On Wed, 11 Jun 2003, Andi Kleen wrote:
> eth_type_trans checks the ethernet protocol ID and sets the
> unicast L2 type.
> Some NICs have bits in the RX descriptor for most of them. They have a
> "packet is TCP or UDP or IP" bit and also a bit for unicast or sometimes
> even multicast/broadcast. So when you have the RX descriptor you
> can just derive these values from there and put them into the skb
> without calling eth_type_trans or looking at the cache cold header.
> Then you do a prefetch on the header. When the packet reaches the
> network stack later the header has already reached cache and it can be
> processed without a memory round trip latency.
I have done prefetching experiments with a NAPIezed sb1250.c driver on
MIPS. I never got rid of eth_type_trans() just prefetched skb->data
a few lines before calling it. I did see eth_type_trans() almost
disappear from the profile (it was way low to be important).
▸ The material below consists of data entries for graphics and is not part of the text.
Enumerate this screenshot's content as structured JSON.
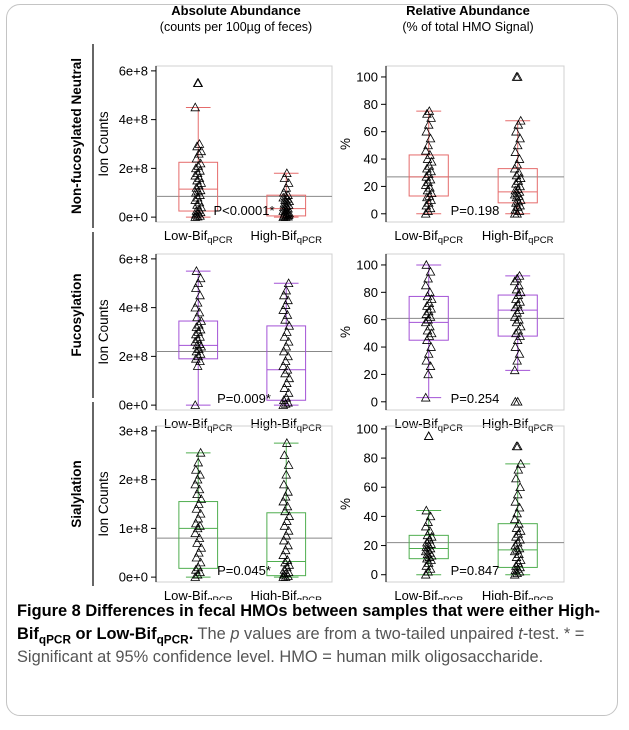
{
  "figure": {
    "col_titles": [
      {
        "line1": "Absolute Abundance",
        "line2": "(counts per 100µg of feces)"
      },
      {
        "line1": "Relative Abundance",
        "line2": "(% of total HMO Signal)"
      }
    ],
    "group_label": {
      "base": "-Bif",
      "sub": "qPCR"
    }
  },
  "chart_data": [
    {
      "type": "boxplot",
      "row": "Non-fucosylated Neutral",
      "ylabel": "Ion Counts",
      "ylim": [
        -20000000.0,
        620000000.0
      ],
      "yticks": [
        {
          "v": 0,
          "label": "0e+0"
        },
        {
          "v": 200000000.0,
          "label": "2e+8"
        },
        {
          "v": 400000000.0,
          "label": "4e+8"
        },
        {
          "v": 600000000.0,
          "label": "6e+8"
        }
      ],
      "reference_line": 85000000.0,
      "p_value": "P<0.0001*",
      "color": "#e56b6b",
      "groups": [
        {
          "name": "Low",
          "whisker_low": 0,
          "q1": 25000000.0,
          "median": 115000000.0,
          "q3": 225000000.0,
          "whisker_high": 450000000.0,
          "outliers": [
            550000000.0
          ],
          "points": [
            0,
            2000000.0,
            5000000.0,
            10000000.0,
            15000000.0,
            20000000.0,
            25000000.0,
            30000000.0,
            40000000.0,
            50000000.0,
            60000000.0,
            70000000.0,
            80000000.0,
            90000000.0,
            100000000.0,
            105000000.0,
            110000000.0,
            120000000.0,
            130000000.0,
            140000000.0,
            150000000.0,
            160000000.0,
            170000000.0,
            180000000.0,
            190000000.0,
            200000000.0,
            210000000.0,
            220000000.0,
            240000000.0,
            260000000.0,
            270000000.0,
            290000000.0,
            300000000.0,
            450000000.0,
            550000000.0
          ]
        },
        {
          "name": "High",
          "whisker_low": 0,
          "q1": 5000000.0,
          "median": 35000000.0,
          "q3": 90000000.0,
          "whisker_high": 180000000.0,
          "outliers": [],
          "points": [
            0,
            0,
            2000000.0,
            4000000.0,
            6000000.0,
            8000000.0,
            10000000.0,
            12000000.0,
            15000000.0,
            18000000.0,
            20000000.0,
            25000000.0,
            30000000.0,
            35000000.0,
            40000000.0,
            45000000.0,
            50000000.0,
            55000000.0,
            60000000.0,
            65000000.0,
            70000000.0,
            75000000.0,
            80000000.0,
            85000000.0,
            90000000.0,
            100000000.0,
            120000000.0,
            140000000.0,
            160000000.0,
            180000000.0
          ]
        }
      ]
    },
    {
      "type": "boxplot",
      "row": "Non-fucosylated Neutral",
      "ylabel": "%",
      "ylim": [
        -6,
        108
      ],
      "yticks": [
        {
          "v": 0,
          "label": "0"
        },
        {
          "v": 20,
          "label": "20"
        },
        {
          "v": 40,
          "label": "40"
        },
        {
          "v": 60,
          "label": "60"
        },
        {
          "v": 80,
          "label": "80"
        },
        {
          "v": 100,
          "label": "100"
        }
      ],
      "reference_line": 27,
      "p_value": "P=0.198",
      "color": "#e56b6b",
      "groups": [
        {
          "name": "Low",
          "whisker_low": 0,
          "q1": 13,
          "median": 27,
          "q3": 43,
          "whisker_high": 75,
          "outliers": [],
          "points": [
            0,
            2,
            4,
            6,
            8,
            10,
            12,
            13,
            15,
            17,
            19,
            21,
            23,
            25,
            27,
            29,
            31,
            33,
            35,
            38,
            40,
            43,
            46,
            50,
            55,
            60,
            65,
            70,
            73,
            75
          ]
        },
        {
          "name": "High",
          "whisker_low": 0,
          "q1": 8,
          "median": 16,
          "q3": 33,
          "whisker_high": 68,
          "outliers": [
            100
          ],
          "points": [
            0,
            0,
            2,
            3,
            5,
            6,
            8,
            9,
            10,
            12,
            13,
            14,
            15,
            16,
            17,
            18,
            20,
            22,
            24,
            26,
            28,
            30,
            33,
            36,
            40,
            45,
            50,
            55,
            60,
            65,
            68,
            100
          ]
        }
      ]
    },
    {
      "type": "boxplot",
      "row": "Fucosylation",
      "ylabel": "Ion Counts",
      "ylim": [
        -20000000.0,
        620000000.0
      ],
      "yticks": [
        {
          "v": 0,
          "label": "0e+0"
        },
        {
          "v": 200000000.0,
          "label": "2e+8"
        },
        {
          "v": 400000000.0,
          "label": "4e+8"
        },
        {
          "v": 600000000.0,
          "label": "6e+8"
        }
      ],
      "reference_line": 220000000.0,
      "p_value": "P=0.009*",
      "color": "#a352d6",
      "groups": [
        {
          "name": "Low",
          "whisker_low": 0,
          "q1": 190000000.0,
          "median": 245000000.0,
          "q3": 345000000.0,
          "whisker_high": 550000000.0,
          "outliers": [],
          "points": [
            0,
            160000000.0,
            180000000.0,
            190000000.0,
            200000000.0,
            210000000.0,
            220000000.0,
            230000000.0,
            240000000.0,
            245000000.0,
            250000000.0,
            260000000.0,
            270000000.0,
            280000000.0,
            290000000.0,
            300000000.0,
            310000000.0,
            320000000.0,
            330000000.0,
            345000000.0,
            360000000.0,
            380000000.0,
            400000000.0,
            420000000.0,
            450000000.0,
            480000000.0,
            500000000.0,
            520000000.0,
            550000000.0
          ]
        },
        {
          "name": "High",
          "whisker_low": 0,
          "q1": 20000000.0,
          "median": 145000000.0,
          "q3": 325000000.0,
          "whisker_high": 500000000.0,
          "outliers": [],
          "points": [
            0,
            5000000.0,
            10000000.0,
            20000000.0,
            30000000.0,
            50000000.0,
            70000000.0,
            90000000.0,
            110000000.0,
            130000000.0,
            145000000.0,
            160000000.0,
            180000000.0,
            200000000.0,
            220000000.0,
            240000000.0,
            260000000.0,
            280000000.0,
            300000000.0,
            325000000.0,
            350000000.0,
            370000000.0,
            390000000.0,
            410000000.0,
            430000000.0,
            450000000.0,
            470000000.0,
            500000000.0
          ]
        }
      ]
    },
    {
      "type": "boxplot",
      "row": "Fucosylation",
      "ylabel": "%",
      "ylim": [
        -6,
        108
      ],
      "yticks": [
        {
          "v": 0,
          "label": "0"
        },
        {
          "v": 20,
          "label": "20"
        },
        {
          "v": 40,
          "label": "40"
        },
        {
          "v": 60,
          "label": "60"
        },
        {
          "v": 80,
          "label": "80"
        },
        {
          "v": 100,
          "label": "100"
        }
      ],
      "reference_line": 61,
      "p_value": "P=0.254",
      "color": "#a352d6",
      "groups": [
        {
          "name": "Low",
          "whisker_low": 3,
          "q1": 45,
          "median": 58,
          "q3": 77,
          "whisker_high": 100,
          "outliers": [],
          "points": [
            3,
            20,
            26,
            30,
            35,
            40,
            45,
            48,
            50,
            52,
            55,
            58,
            60,
            62,
            64,
            66,
            68,
            70,
            72,
            75,
            77,
            80,
            85,
            90,
            95,
            100
          ]
        },
        {
          "name": "High",
          "whisker_low": 23,
          "q1": 48,
          "median": 67,
          "q3": 78,
          "whisker_high": 92,
          "outliers": [
            0
          ],
          "points": [
            23,
            30,
            35,
            40,
            45,
            48,
            50,
            52,
            55,
            58,
            60,
            62,
            65,
            67,
            69,
            71,
            73,
            75,
            78,
            80,
            82,
            85,
            88,
            90,
            92,
            0
          ]
        }
      ]
    },
    {
      "type": "boxplot",
      "row": "Sialylation",
      "ylabel": "Ion Counts",
      "ylim": [
        -10000000.0,
        310000000.0
      ],
      "yticks": [
        {
          "v": 0,
          "label": "0e+0"
        },
        {
          "v": 100000000.0,
          "label": "1e+8"
        },
        {
          "v": 200000000.0,
          "label": "2e+8"
        },
        {
          "v": 300000000.0,
          "label": "3e+8"
        }
      ],
      "reference_line": 80000000.0,
      "p_value": "P=0.045*",
      "color": "#4fae4f",
      "groups": [
        {
          "name": "Low",
          "whisker_low": 0,
          "q1": 18000000.0,
          "median": 100000000.0,
          "q3": 155000000.0,
          "whisker_high": 255000000.0,
          "outliers": [],
          "points": [
            0,
            5000000.0,
            10000000.0,
            15000000.0,
            20000000.0,
            30000000.0,
            40000000.0,
            50000000.0,
            60000000.0,
            70000000.0,
            80000000.0,
            90000000.0,
            100000000.0,
            105000000.0,
            110000000.0,
            120000000.0,
            130000000.0,
            140000000.0,
            150000000.0,
            160000000.0,
            170000000.0,
            180000000.0,
            190000000.0,
            200000000.0,
            210000000.0,
            220000000.0,
            235000000.0,
            255000000.0
          ]
        },
        {
          "name": "High",
          "whisker_low": 0,
          "q1": 3000000.0,
          "median": 32000000.0,
          "q3": 132000000.0,
          "whisker_high": 275000000.0,
          "outliers": [],
          "points": [
            0,
            0,
            2000000.0,
            5000000.0,
            8000000.0,
            10000000.0,
            15000000.0,
            20000000.0,
            25000000.0,
            30000000.0,
            35000000.0,
            45000000.0,
            55000000.0,
            65000000.0,
            75000000.0,
            85000000.0,
            95000000.0,
            105000000.0,
            115000000.0,
            125000000.0,
            135000000.0,
            145000000.0,
            155000000.0,
            165000000.0,
            175000000.0,
            190000000.0,
            210000000.0,
            230000000.0,
            250000000.0,
            275000000.0
          ]
        }
      ]
    },
    {
      "type": "boxplot",
      "row": "Sialylation",
      "ylabel": "%",
      "ylim": [
        -5,
        102
      ],
      "yticks": [
        {
          "v": 0,
          "label": "0"
        },
        {
          "v": 20,
          "label": "20"
        },
        {
          "v": 40,
          "label": "40"
        },
        {
          "v": 60,
          "label": "60"
        },
        {
          "v": 80,
          "label": "80"
        },
        {
          "v": 100,
          "label": "100"
        }
      ],
      "reference_line": 22,
      "p_value": "P=0.847",
      "color": "#4fae4f",
      "groups": [
        {
          "name": "Low",
          "whisker_low": 0,
          "q1": 11,
          "median": 18,
          "q3": 27,
          "whisker_high": 44,
          "outliers": [
            95
          ],
          "points": [
            0,
            2,
            4,
            6,
            8,
            10,
            11,
            12,
            13,
            14,
            15,
            16,
            17,
            18,
            19,
            20,
            21,
            22,
            24,
            26,
            27,
            30,
            33,
            36,
            40,
            44,
            95
          ]
        },
        {
          "name": "High",
          "whisker_low": 0,
          "q1": 5,
          "median": 17,
          "q3": 35,
          "whisker_high": 76,
          "outliers": [
            88
          ],
          "points": [
            0,
            1,
            2,
            3,
            4,
            5,
            6,
            8,
            10,
            12,
            14,
            16,
            17,
            18,
            20,
            22,
            24,
            26,
            28,
            30,
            32,
            35,
            38,
            42,
            46,
            50,
            55,
            60,
            66,
            72,
            76,
            88
          ]
        }
      ]
    }
  ],
  "caption": {
    "label": "Figure 8",
    "title_1": "Differences in fecal HMOs between samples that were either High-Bif",
    "title_sub_1": "qPCR",
    "title_2": " or Low-Bif",
    "title_sub_2": "qPCR",
    "title_end": ".",
    "desc_1": "The ",
    "desc_p": "p",
    "desc_2": " values are from a two-tailed unpaired ",
    "desc_t": "t",
    "desc_3": "-test. * = Significant at 95% confidence level. HMO = human milk oligosaccharide."
  }
}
Andis idea is even more interesting.
I did see i think about 10Kpps more in throughput.
Robert, this means our biggest bottleneck right now is cache misses.
The MIPS processor i am playing with is SMP and has a large shared L2
cache. What i am observing is that this is quiet useful for SMP.
I am limited by how much traffic i can generate right now to test it
more. I can do 295Kpps L3 easy. This board is an excuse for you to
come down to Ottawa in July ;->
> On some cards it doesn't work for all packets or can be only done
> if you don't have any multicast addresses hashed (that's the case
> for the e1000 if I read the header bits correctly). The lxt1001
> (old EOLed card) can do it for all packet types.
So can the sb1250. I'll try this out.
> Often prefetch size is limited so you should not prefetch more
> than what you can store until the packet reaches the stack.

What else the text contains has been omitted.